- Directed by: Riley Thomson
- Story by: Larry Sharpsteen
- Produced by: Walt Disney
- Starring: Clarence Nash
- Music by: Larry Sharpsteen
- Color process: Technicolor
- Production company: Walt Disney Productions
- Distributed by: Community Chests of America
- Release date: September 1, 1940;
- Running time: 3 minutes
- Country: United States
- Language: English

= The Volunteer Worker =

1940 Donald Duck cartoon

The Volunteer Worker is a 1940 American commercial Donald Duck short film directed by Riley Thomson and produced by Walt Disney for the Community Chests of America.

==Plot==
Donald Duck is collecting for charity, but everyone refuses to donate. Saddened by his failure he sits on a sidewalk next to a worker and tells him his troubles. The worker tells Donald that he was helped by charity once, and although he can't give too much, he still wants to donate.
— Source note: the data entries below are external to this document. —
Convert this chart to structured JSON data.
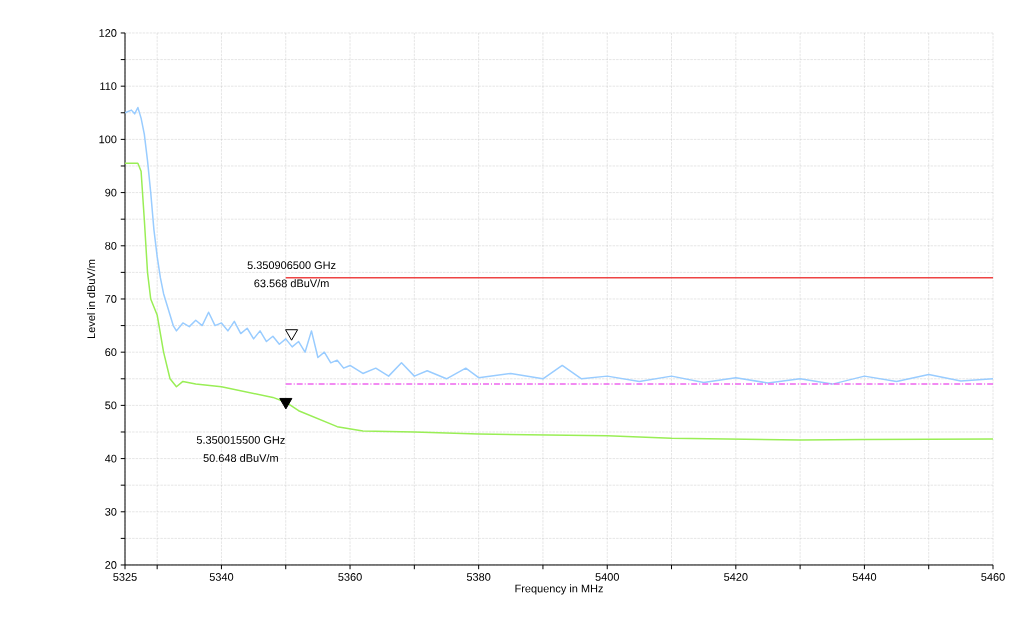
{
  "chart_data": {
    "type": "line",
    "xlabel": "Frequency in MHz",
    "ylabel": "Level in dBuV/m",
    "xlim": [
      5325,
      5460
    ],
    "ylim": [
      20,
      120
    ],
    "xticks": [
      5325,
      {
        "value": 5330,
        "label": null
      },
      5340,
      {
        "value": 5350,
        "label": null
      },
      5360,
      {
        "value": 5370,
        "label": null
      },
      5380,
      {
        "value": 5390,
        "label": null
      },
      5400,
      {
        "value": 5410,
        "label": null
      },
      5420,
      {
        "value": 5430,
        "label": null
      },
      5440,
      {
        "value": 5450,
        "label": null
      },
      5460
    ],
    "yticks": [
      20,
      {
        "value": 25,
        "label": null
      },
      30,
      {
        "value": 35,
        "label": null
      },
      40,
      {
        "value": 45,
        "label": null
      },
      50,
      {
        "value": 55,
        "label": null
      },
      60,
      {
        "value": 65,
        "label": null
      },
      70,
      {
        "value": 75,
        "label": null
      },
      80,
      {
        "value": 85,
        "label": null
      },
      90,
      {
        "value": 95,
        "label": null
      },
      100,
      {
        "value": 105,
        "label": null
      },
      110,
      {
        "value": 115,
        "label": null
      },
      120
    ],
    "grid": true,
    "marker": "none",
    "line_style": "solid",
    "series": [
      {
        "color": "#99ccff",
        "x": [
          5325,
          5326,
          5326.5,
          5327,
          5327.5,
          5328,
          5328.5,
          5329,
          5329.5,
          5330,
          5330.5,
          5331,
          5331.5,
          5332,
          5332.5,
          5333,
          5334,
          5335,
          5336,
          5337,
          5338,
          5339,
          5340,
          5341,
          5342,
          5343,
          5344,
          5345,
          5346,
          5347,
          5348,
          5349,
          5350,
          5351,
          5352,
          5353,
          5354,
          5355,
          5356,
          5357,
          5358,
          5359,
          5360,
          5362,
          5364,
          5366,
          5368,
          5370,
          5372,
          5375,
          5378,
          5380,
          5385,
          5390,
          5393,
          5396,
          5400,
          5405,
          5410,
          5415,
          5420,
          5425,
          5430,
          5435,
          5440,
          5445,
          5450,
          5455,
          5460
        ],
        "values": [
          105,
          105.5,
          104.8,
          106,
          104,
          101,
          96,
          90,
          83,
          78,
          74,
          71,
          69,
          67,
          65,
          64,
          65.5,
          64.8,
          66,
          65,
          67.5,
          65,
          65.5,
          64,
          65.8,
          63.5,
          64.5,
          62.5,
          64,
          62,
          63,
          61.5,
          62.5,
          61,
          62,
          60,
          64,
          59,
          60,
          58,
          58.5,
          57,
          57.5,
          56,
          57,
          55.5,
          58,
          55.5,
          56.5,
          55,
          57,
          55.2,
          56,
          55,
          57.5,
          55,
          55.5,
          54.5,
          55.5,
          54.3,
          55.2,
          54.2,
          55,
          54,
          55.5,
          54.5,
          55.8,
          54.6,
          55
        ]
      },
      {
        "color": "#99ee55",
        "x": [
          5325,
          5326,
          5327,
          5327.5,
          5328,
          5328.5,
          5329,
          5330,
          5331,
          5332,
          5333,
          5334,
          5336,
          5340,
          5344,
          5348,
          5350,
          5352,
          5355,
          5358,
          5362,
          5370,
          5380,
          5400,
          5410,
          5430,
          5440,
          5460
        ],
        "values": [
          95.5,
          95.5,
          95.5,
          94,
          85,
          75,
          70,
          67,
          60,
          55,
          53.5,
          54.5,
          54,
          53.5,
          52.5,
          51.5,
          50.6,
          49,
          47.5,
          46,
          45.2,
          45,
          44.6,
          44.3,
          43.8,
          43.5,
          43.6,
          43.7
        ]
      },
      {
        "color": "#ee4444",
        "x": [
          5350,
          5460
        ],
        "values": [
          74,
          74
        ]
      },
      {
        "color": "#ee66ee",
        "x": [
          5350,
          5460
        ],
        "values": [
          54,
          54
        ],
        "line_style": "dashed"
      },
      {
        "type": "scatter",
        "color": "#000000",
        "marker": "triangle",
        "x": [
          5350.9065
        ],
        "values": [
          63.568
        ]
      },
      {
        "type": "scatter",
        "color": "#000000",
        "marker": "triangle",
        "x": [
          5350.0155
        ],
        "values": [
          50.648
        ]
      }
    ],
    "annotations": [
      "5.350906500 GHz",
      "63.568 dBuV/m",
      "5.350015500 GHz",
      "50.648 dBuV/m"
    ]
  }
}
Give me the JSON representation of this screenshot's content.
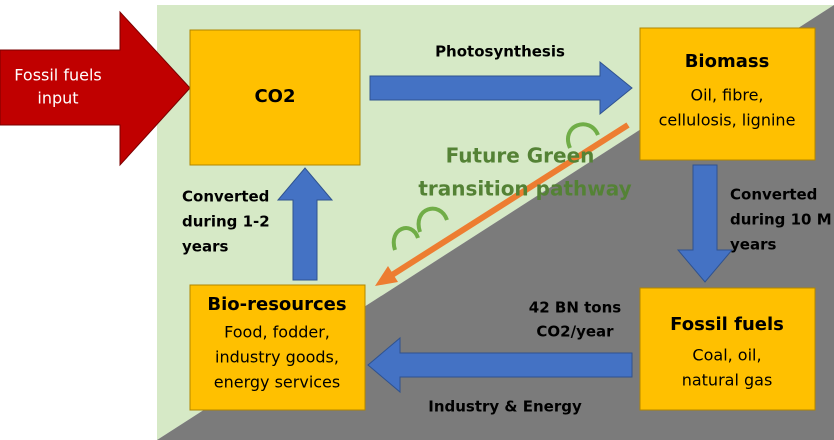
{
  "input": {
    "label": [
      "Fossil fuels",
      "input"
    ]
  },
  "nodes": [
    {
      "title": "CO2",
      "text": []
    },
    {
      "title": "Biomass",
      "text": [
        "Oil, fibre,",
        "cellulosis, lignine"
      ]
    },
    {
      "title": "Fossil fuels",
      "text": [
        "Coal, oil,",
        "natural gas"
      ]
    },
    {
      "title": "Bio-resources",
      "text": [
        "Food, fodder,",
        "industry goods,",
        "energy services"
      ]
    }
  ],
  "edges": [
    {
      "label": [
        "Photosynthesis"
      ]
    },
    {
      "label": [
        "Converted",
        "during 10 M",
        "years"
      ]
    },
    {
      "label": [
        "42 BN tons",
        "CO2/year"
      ]
    },
    {
      "label": [
        "Industry & Energy"
      ]
    },
    {
      "label": [
        "Converted",
        "during 1-2",
        "years"
      ]
    }
  ],
  "pathway": {
    "label": [
      "Future Green",
      "transition pathway"
    ]
  }
}
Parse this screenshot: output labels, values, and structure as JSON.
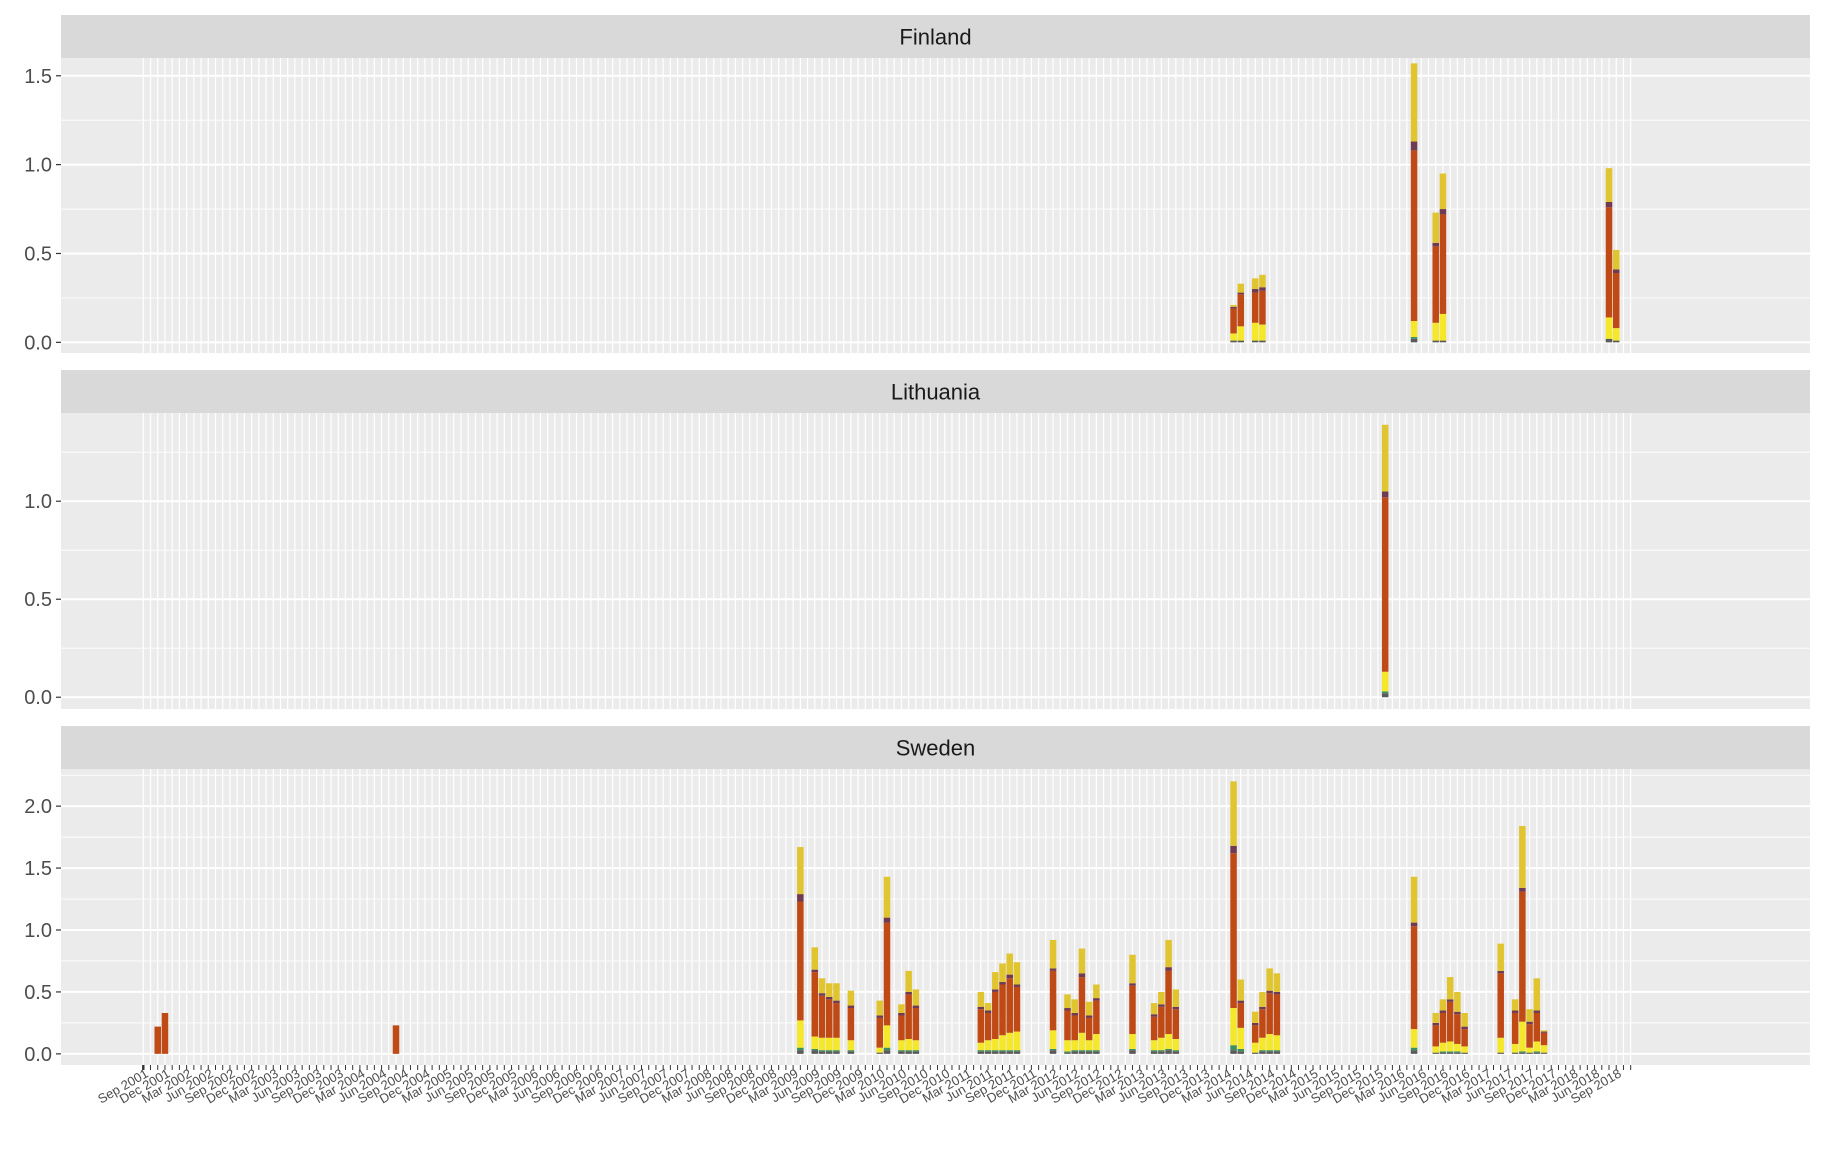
{
  "chart_data": {
    "type": "bar",
    "stacked": true,
    "facets": [
      "Finland",
      "Lithuania",
      "Sweden"
    ],
    "x_axis_labels": [
      "Sep 2001",
      "Dec 2001",
      "Mar 2002",
      "Jun 2002",
      "Sep 2002",
      "Dec 2002",
      "Mar 2003",
      "Jun 2003",
      "Sep 2003",
      "Dec 2003",
      "Mar 2004",
      "Jun 2004",
      "Sep 2004",
      "Dec 2004",
      "Mar 2005",
      "Jun 2005",
      "Sep 2005",
      "Dec 2005",
      "Mar 2006",
      "Jun 2006",
      "Sep 2006",
      "Dec 2006",
      "Mar 2007",
      "Jun 2007",
      "Sep 2007",
      "Dec 2007",
      "Mar 2008",
      "Jun 2008",
      "Sep 2008",
      "Dec 2008",
      "Mar 2009",
      "Jun 2009",
      "Sep 2009",
      "Dec 2009",
      "Mar 2010",
      "Jun 2010",
      "Sep 2010",
      "Dec 2010",
      "Mar 2011",
      "Jun 2011",
      "Sep 2011",
      "Dec 2011",
      "Mar 2012",
      "Jun 2012",
      "Sep 2012",
      "Dec 2012",
      "Mar 2013",
      "Jun 2013",
      "Sep 2013",
      "Dec 2013",
      "Mar 2014",
      "Jun 2014",
      "Sep 2014",
      "Dec 2014",
      "Mar 2015",
      "Jun 2015",
      "Sep 2015",
      "Dec 2015",
      "Mar 2016",
      "Jun 2016",
      "Sep 2016",
      "Dec 2016",
      "Mar 2017",
      "Jun 2017",
      "Sep 2017",
      "Dec 2017",
      "Mar 2018",
      "Jun 2018",
      "Sep 2018"
    ],
    "first_month": "2001-09",
    "month_count": 207,
    "stack_order": [
      "dark-gray",
      "green",
      "yellow",
      "orange",
      "purple",
      "gold"
    ],
    "colors": {
      "dark-gray": "#5a5a5a",
      "green": "#3d8f5e",
      "yellow": "#f5e82a",
      "orange": "#c04a16",
      "purple": "#6e3b52",
      "gold": "#e0c530"
    },
    "panels": [
      {
        "name": "Finland",
        "ylim": [
          -0.06,
          1.6
        ],
        "yticks": [
          0.0,
          0.5,
          1.0,
          1.5
        ],
        "ytick_labels": [
          "0.0",
          "0.5",
          "1.0",
          "1.5"
        ],
        "bars": [
          {
            "date": "2014-04",
            "values": [
              0.01,
              0.0,
              0.04,
              0.14,
              0.01,
              0.01
            ]
          },
          {
            "date": "2014-05",
            "values": [
              0.01,
              0.0,
              0.08,
              0.18,
              0.01,
              0.05
            ]
          },
          {
            "date": "2014-07",
            "values": [
              0.01,
              0.0,
              0.1,
              0.17,
              0.02,
              0.06
            ]
          },
          {
            "date": "2014-08",
            "values": [
              0.01,
              0.0,
              0.09,
              0.19,
              0.02,
              0.07
            ]
          },
          {
            "date": "2016-05",
            "values": [
              0.02,
              0.01,
              0.09,
              0.96,
              0.05,
              0.44
            ]
          },
          {
            "date": "2016-08",
            "values": [
              0.01,
              0.0,
              0.1,
              0.43,
              0.02,
              0.17
            ]
          },
          {
            "date": "2016-09",
            "values": [
              0.01,
              0.0,
              0.15,
              0.56,
              0.03,
              0.2
            ]
          },
          {
            "date": "2018-08",
            "values": [
              0.02,
              0.0,
              0.12,
              0.62,
              0.03,
              0.19
            ]
          },
          {
            "date": "2018-09",
            "values": [
              0.01,
              0.0,
              0.07,
              0.31,
              0.02,
              0.11
            ]
          }
        ]
      },
      {
        "name": "Lithuania",
        "ylim": [
          -0.06,
          1.45
        ],
        "yticks": [
          0.0,
          0.5,
          1.0
        ],
        "ytick_labels": [
          "0.0",
          "0.5",
          "1.0"
        ],
        "bars": [
          {
            "date": "2016-01",
            "values": [
              0.02,
              0.01,
              0.1,
              0.89,
              0.03,
              0.34
            ]
          }
        ]
      },
      {
        "name": "Sweden",
        "ylim": [
          -0.09,
          2.3
        ],
        "yticks": [
          0.0,
          0.5,
          1.0,
          1.5,
          2.0
        ],
        "ytick_labels": [
          "0.0",
          "0.5",
          "1.0",
          "1.5",
          "2.0"
        ],
        "bars": [
          {
            "date": "2001-11",
            "values": [
              0,
              0,
              0,
              0.22,
              0,
              0
            ]
          },
          {
            "date": "2001-12",
            "values": [
              0,
              0,
              0,
              0.33,
              0,
              0
            ]
          },
          {
            "date": "2004-08",
            "values": [
              0,
              0,
              0,
              0.23,
              0,
              0
            ]
          },
          {
            "date": "2009-04",
            "values": [
              0.03,
              0.02,
              0.22,
              0.96,
              0.06,
              0.38
            ]
          },
          {
            "date": "2009-06",
            "values": [
              0.03,
              0.01,
              0.1,
              0.52,
              0.02,
              0.18
            ]
          },
          {
            "date": "2009-07",
            "values": [
              0.02,
              0.01,
              0.1,
              0.34,
              0.02,
              0.12
            ]
          },
          {
            "date": "2009-08",
            "values": [
              0.02,
              0.01,
              0.1,
              0.31,
              0.02,
              0.11
            ]
          },
          {
            "date": "2009-09",
            "values": [
              0.02,
              0.01,
              0.1,
              0.28,
              0.02,
              0.14
            ]
          },
          {
            "date": "2009-11",
            "values": [
              0.02,
              0.01,
              0.08,
              0.26,
              0.02,
              0.12
            ]
          },
          {
            "date": "2010-03",
            "values": [
              0.01,
              0.0,
              0.04,
              0.24,
              0.02,
              0.12
            ]
          },
          {
            "date": "2010-04",
            "values": [
              0.03,
              0.02,
              0.18,
              0.83,
              0.04,
              0.33
            ]
          },
          {
            "date": "2010-06",
            "values": [
              0.02,
              0.01,
              0.08,
              0.2,
              0.02,
              0.07
            ]
          },
          {
            "date": "2010-07",
            "values": [
              0.02,
              0.01,
              0.09,
              0.36,
              0.02,
              0.17
            ]
          },
          {
            "date": "2010-08",
            "values": [
              0.02,
              0.01,
              0.08,
              0.26,
              0.02,
              0.13
            ]
          },
          {
            "date": "2011-05",
            "values": [
              0.02,
              0.01,
              0.06,
              0.27,
              0.02,
              0.12
            ]
          },
          {
            "date": "2011-06",
            "values": [
              0.02,
              0.01,
              0.08,
              0.22,
              0.02,
              0.06
            ]
          },
          {
            "date": "2011-07",
            "values": [
              0.02,
              0.01,
              0.09,
              0.38,
              0.02,
              0.14
            ]
          },
          {
            "date": "2011-08",
            "values": [
              0.02,
              0.01,
              0.12,
              0.41,
              0.02,
              0.15
            ]
          },
          {
            "date": "2011-09",
            "values": [
              0.02,
              0.01,
              0.14,
              0.44,
              0.03,
              0.17
            ]
          },
          {
            "date": "2011-10",
            "values": [
              0.02,
              0.01,
              0.15,
              0.36,
              0.02,
              0.18
            ]
          },
          {
            "date": "2012-03",
            "values": [
              0.03,
              0.01,
              0.15,
              0.48,
              0.02,
              0.23
            ]
          },
          {
            "date": "2012-05",
            "values": [
              0.01,
              0.01,
              0.09,
              0.24,
              0.02,
              0.11
            ]
          },
          {
            "date": "2012-06",
            "values": [
              0.02,
              0.01,
              0.08,
              0.2,
              0.02,
              0.11
            ]
          },
          {
            "date": "2012-07",
            "values": [
              0.02,
              0.01,
              0.14,
              0.45,
              0.03,
              0.2
            ]
          },
          {
            "date": "2012-08",
            "values": [
              0.02,
              0.01,
              0.08,
              0.18,
              0.02,
              0.11
            ]
          },
          {
            "date": "2012-09",
            "values": [
              0.02,
              0.01,
              0.13,
              0.27,
              0.02,
              0.11
            ]
          },
          {
            "date": "2013-02",
            "values": [
              0.03,
              0.01,
              0.12,
              0.39,
              0.02,
              0.23
            ]
          },
          {
            "date": "2013-05",
            "values": [
              0.02,
              0.01,
              0.08,
              0.19,
              0.02,
              0.09
            ]
          },
          {
            "date": "2013-06",
            "values": [
              0.02,
              0.01,
              0.1,
              0.25,
              0.02,
              0.1
            ]
          },
          {
            "date": "2013-07",
            "values": [
              0.03,
              0.01,
              0.12,
              0.51,
              0.03,
              0.22
            ]
          },
          {
            "date": "2013-08",
            "values": [
              0.02,
              0.01,
              0.09,
              0.24,
              0.02,
              0.14
            ]
          },
          {
            "date": "2014-04",
            "values": [
              0.03,
              0.04,
              0.3,
              1.25,
              0.06,
              0.52
            ]
          },
          {
            "date": "2014-05",
            "values": [
              0.02,
              0.02,
              0.17,
              0.2,
              0.02,
              0.17
            ]
          },
          {
            "date": "2014-07",
            "values": [
              0.01,
              0.0,
              0.08,
              0.14,
              0.02,
              0.09
            ]
          },
          {
            "date": "2014-08",
            "values": [
              0.02,
              0.01,
              0.1,
              0.23,
              0.02,
              0.12
            ]
          },
          {
            "date": "2014-09",
            "values": [
              0.02,
              0.01,
              0.13,
              0.33,
              0.02,
              0.18
            ]
          },
          {
            "date": "2014-10",
            "values": [
              0.02,
              0.01,
              0.12,
              0.33,
              0.02,
              0.15
            ]
          },
          {
            "date": "2016-05",
            "values": [
              0.03,
              0.02,
              0.15,
              0.83,
              0.03,
              0.37
            ]
          },
          {
            "date": "2016-08",
            "values": [
              0.01,
              0.0,
              0.05,
              0.17,
              0.02,
              0.08
            ]
          },
          {
            "date": "2016-09",
            "values": [
              0.01,
              0.01,
              0.07,
              0.24,
              0.02,
              0.09
            ]
          },
          {
            "date": "2016-10",
            "values": [
              0.01,
              0.01,
              0.08,
              0.32,
              0.02,
              0.18
            ]
          },
          {
            "date": "2016-11",
            "values": [
              0.01,
              0.01,
              0.06,
              0.24,
              0.02,
              0.16
            ]
          },
          {
            "date": "2016-12",
            "values": [
              0.01,
              0.0,
              0.05,
              0.14,
              0.02,
              0.11
            ]
          },
          {
            "date": "2017-05",
            "values": [
              0.01,
              0.0,
              0.12,
              0.52,
              0.02,
              0.22
            ]
          },
          {
            "date": "2017-07",
            "values": [
              0.01,
              0.0,
              0.07,
              0.25,
              0.02,
              0.09
            ]
          },
          {
            "date": "2017-08",
            "values": [
              0.01,
              0.01,
              0.24,
              1.05,
              0.03,
              0.5
            ]
          },
          {
            "date": "2017-09",
            "values": [
              0.01,
              0.0,
              0.04,
              0.19,
              0.02,
              0.1
            ]
          },
          {
            "date": "2017-10",
            "values": [
              0.01,
              0.01,
              0.08,
              0.23,
              0.02,
              0.26
            ]
          },
          {
            "date": "2017-11",
            "values": [
              0.01,
              0.0,
              0.06,
              0.1,
              0.01,
              0.01
            ]
          }
        ]
      }
    ]
  }
}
Donald is excited by the donation and gives the worker a "I Gave" button, which the worker proudly displays.

==Voice cast==
- Clarence Nash as Donald Duck / Butch the Bulldog
- Charles Judels as the Sidewalk Worker

==Home media==
The short was released on May 18, 2004, on Walt Disney Treasures: The Chronological Donald, Volume One: 1934-1941.